Haerle, Acting P. J.
*fn1 Unless otherwise indicated, all statutory references are to the Civil Code.
*fn2 Since PSI is not a party to this appeal, we recite only those facts pertinent to the Darys' action against the Gilberts.
*fn3 See post, Part III, for discussion of the trial court's ruling on admissibility of evidence.
*fn4 Both the UFTA and the federal Bankruptcy Code's fraudulent transfer provisions (11 U.S.C. § 548) derive from the common law. (Pajaro Dunes, supra, 174 B.R. at p. 572.) They are so "similar in form and substance" that they may be analyzed "contemporaneously." (In re United Energy Corp. (9th Cir. 1991) 944 F.2d 589, 594.)
*fn5 The Gilberts' assertion that the name "Pioneer Saloon" cannot itself be the subject of a fraudulent transfer because it is not independently saleable or subject to a creditor's levy, is undisputed. The significance of the name, as the Gilberts themselves recognize, is as an element of the business's goodwill, which, in turn, is a component of its total value.
*fn6 The Gilberts point out that a week later, Umphrey executed a second declaration stating that "[o]nce the Pioneer Saloon business lost possession of the premises it occupied in the Pioneer Hotel in my opinion, it had no goodwill to sell or transfer to any third party." Four days after that, Umphrey explained in his third declaration, "I was not saying and do not believe that [PSI]'s eviction meant that the Pioneer Saloon bar itself no longer had a reputation or that former customers would not come back to the bar.
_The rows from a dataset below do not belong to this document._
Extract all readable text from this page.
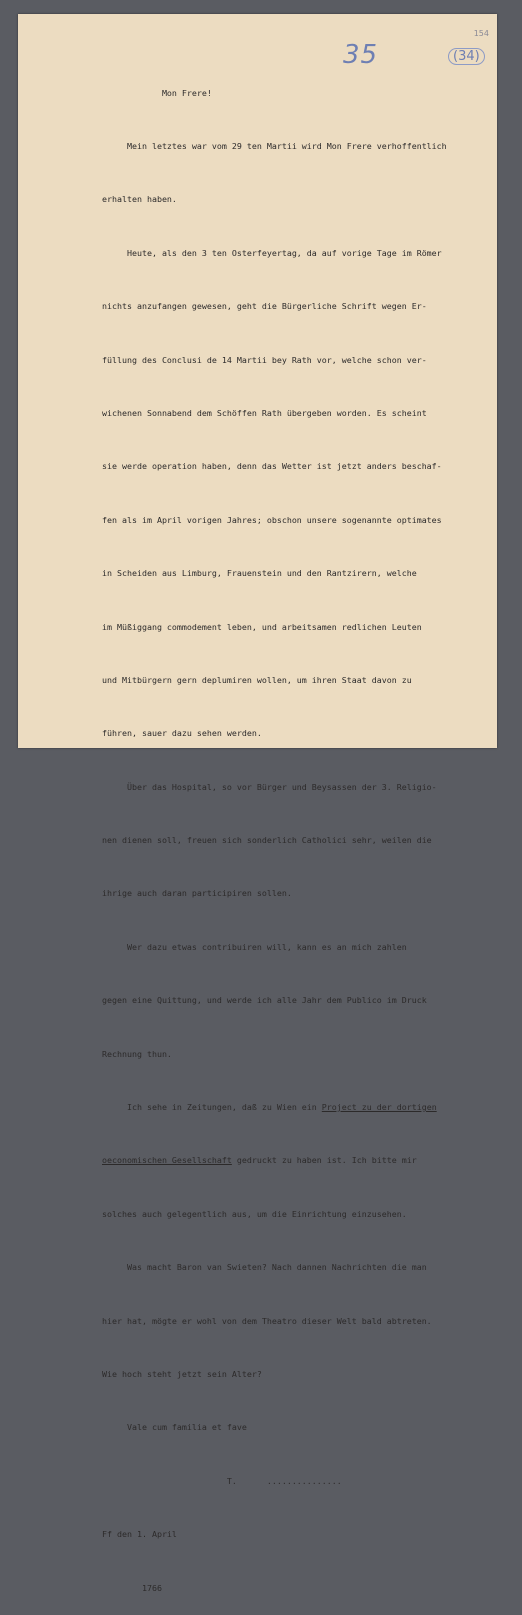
154
35	(34)

Mon Frere!

Mein letztes war vom 29 ten Martii wird Mon Frere verhoffentlich

erhalten haben.

Heute, als den 3 ten Osterfeyertag, da auf vorige Tage im Römer

nichts anzufangen gewesen, geht die Bürgerliche Schrift wegen Er-

füllung des Conclusi de 14 Martii bey Rath vor, welche schon ver-

wichenen Sonnabend dem Schöffen Rath übergeben worden. Es scheint

sie werde operation haben, denn das Wetter ist jetzt anders beschaf-

fen als im April vorigen Jahres; obschon unsere sogenannte optimates

in Scheiden aus Limburg, Frauenstein und den Rantzirern, welche

im Müßiggang commodement leben, und arbeitsamen redlichen Leuten

und Mitbürgern gern deplumiren wollen, um ihren Staat davon zu

führen, sauer dazu sehen werden.

Über das Hospital, so vor Bürger und Beysassen der 3. Religio-

nen dienen soll, freuen sich sonderlich Catholici sehr, weilen die

ihrige auch daran participiren sollen.

Wer dazu etwas contribuiren will, kann es an mich zahlen

gegen eine Quittung, und werde ich alle Jahr dem Publico im Druck

Rechnung thun.

Ich sehe in Zeitungen, daß zu Wien ein Project zu der dortigen

oeconomischen Gesellschaft gedruckt zu haben ist. Ich bitte mir

solches auch gelegentlich aus, um die Einrichtung einzusehen.

Was macht Baron van Swieten? Nach dannen Nachrichten die man

hier hat, mögte er wohl von dem Theatro dieser Welt bald abtreten.

Wie hoch steht jetzt sein Alter?

Vale cum familia et fave

T.      ...............

Ff den 1. April

1766
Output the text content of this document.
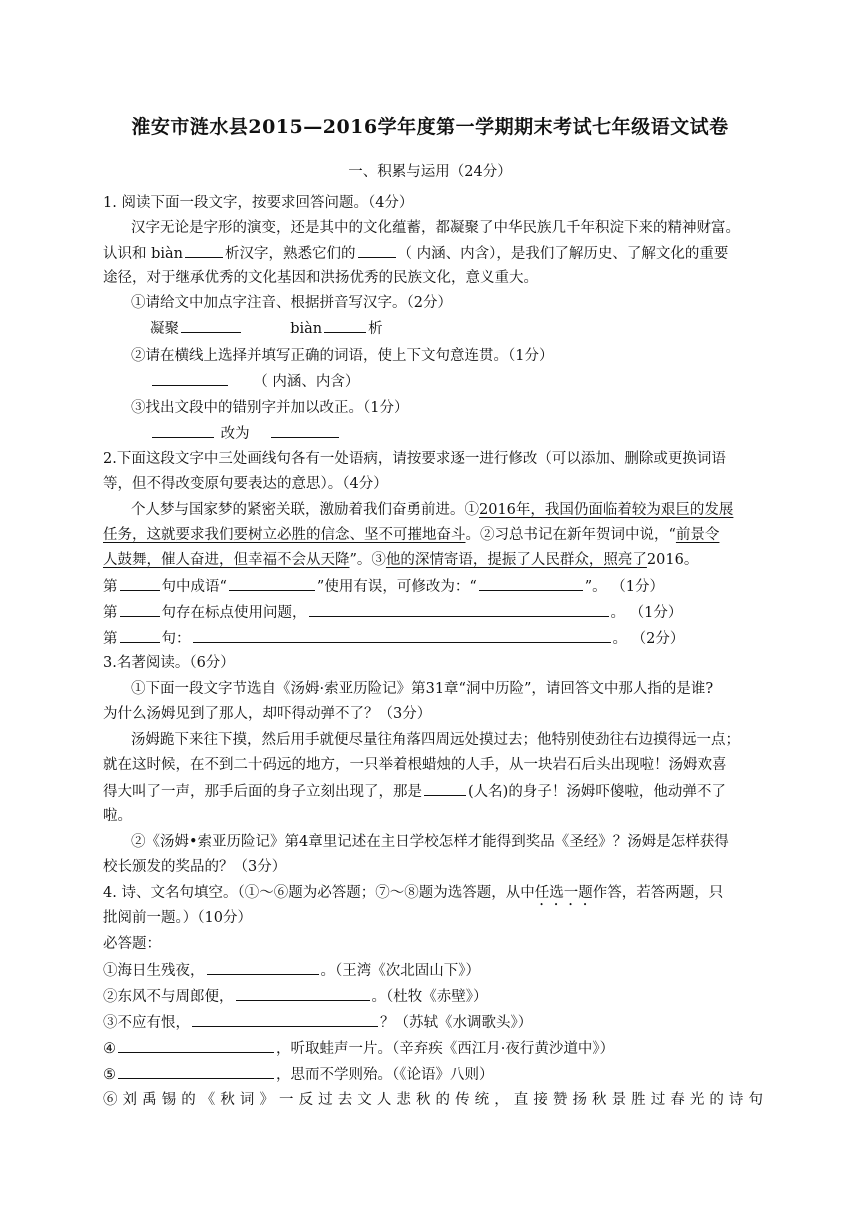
淮安市涟水县2015—2016学年度第一学期期末考试七年级语文试卷
一、积累与运用（24分）
1. 阅读下面一段文字，按要求回答问题。（4分）
汉字无论是字形的演变，还是其中的文化蕴蓄，都凝聚了中华民族几千年积淀下来的精神财富。
认识和 biàn	析汉字，熟悉它们的	（ 内涵、内含），是我们了解历史、了解文化的重要
途径，对于继承优秀的文化基因和洪扬优秀的民族文化，意义重大。
①请给文中加点字注音、根据拼音写汉字。（2分）
凝聚	biàn	析
②请在横线上选择并填写正确的词语，使上下文句意连贯。（1分）
（ 内涵、内含）
③找出文段中的错别字并加以改正。（1分）
改为
2.下面这段文字中三处画线句各有一处语病，请按要求逐一进行修改（可以添加、删除或更换词语
等，但不得改变原句要表达的意思）。（4分）
个人梦与国家梦的紧密关联，激励着我们奋勇前进。①2016年，我国仍面临着较为艰巨的发展
任务，这就要求我们要树立必胜的信念、坚不可摧地奋斗。②习总书记在新年贺词中说，“前景令
人鼓舞，催人奋进，但幸福不会从天降”。③他的深情寄语，提振了人民群众，照亮了2016。
第	句中成语“	”使用有误，可修改为：“	”。 （1分）
第	句存在标点使用问题，	。 （1分）
第	句：	。 （2分）
3.名著阅读。（6分）
①下面一段文字节选自《汤姆·索亚历险记》第31章“洞中历险”，请回答文中那人指的是谁?
为什么汤姆见到了那人，却吓得动弹不了？（3分）
汤姆跪下来往下摸，然后用手就便尽量往角落四周远处摸过去；他特别使劲往右边摸得远一点；
就在这时候，在不到二十码远的地方，一只举着根蜡烛的人手，从一块岩石后头出现啦！汤姆欢喜
得大叫了一声，那手后面的身子立刻出现了，那是	(人名)的身子！汤姆吓傻啦，他动弹不了
啦。
②《汤姆•索亚历险记》第4章里记述在主日学校怎样才能得到奖品《圣经》？汤姆是怎样获得
校长颁发的奖品的？（3分）
4. 诗、文名句填空。（①～⑥题为必答题；⑦～⑧题为选答题，从中任选一题作答，若答两题，只
批阅前一题。）（10分）
必答题：
①海日生残夜，	。（王湾《次北固山下》）
②东风不与周郎便，	。（杜牧《赤壁》）
③不应有恨，	？（苏轼《水调歌头》）
④	，听取蛙声一片。（辛弃疾《西江月·夜行黄沙道中》）
⑤	，思而不学则殆。（《论语》八则）
⑥刘禹锡的《秋词》一反过去文人悲秋的传统，直接赞扬秋景胜过春光的诗句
I. do not believe [PSI]'s eviction changed the fact that people knew about the Pioneer Saloon and intended to go there because of its past reputation." Umphrey's apparent confusion may undermine his credibility, but his statements at least create a triable issue of fact regarding the survival of the Pioneer Saloon's goodwill upon termination of PSI's lease.
*fn7 The Gilberts incorrectly believe that goodwill implies profitable patronage, and therefore that the Pioneer Saloon had no goodwill because "PSI ran the business into the ground," the bar was "not profitable" under PSI's ownership, "failed . . . miserably," and was ultimately "defunct." But goodwill consists of reputation and customer base which generate and are reflected by gross receipts, not net profit.
*fn8 The comments of the National Conference of Commissioners on Uniform State Laws, published by the California Assembly in connection with the adoption of the UFTA, "are part of the legislative history and may be considered when the meaning of a statute is uncertain. [Citation.]" (Cortez v. Vogt (1997) 52 Cal.App.4th 917, 930, fn. 13.)
*fn9 The Darys resubmitted all the challenged exhibits except for Exhibit J, which documented their attorney's unsuccessful attempts to obtain the records of real estate broker Frank Parker, who had written the Darys in March 1995 to inquire about the status of the Pioneer Saloon's lease. Since none of the documents relating to Mr. Parker was necessary to create a triable issue of fact, we need not resolve the issue of their admissibility authenticated only by the Darys' attorney's declaration.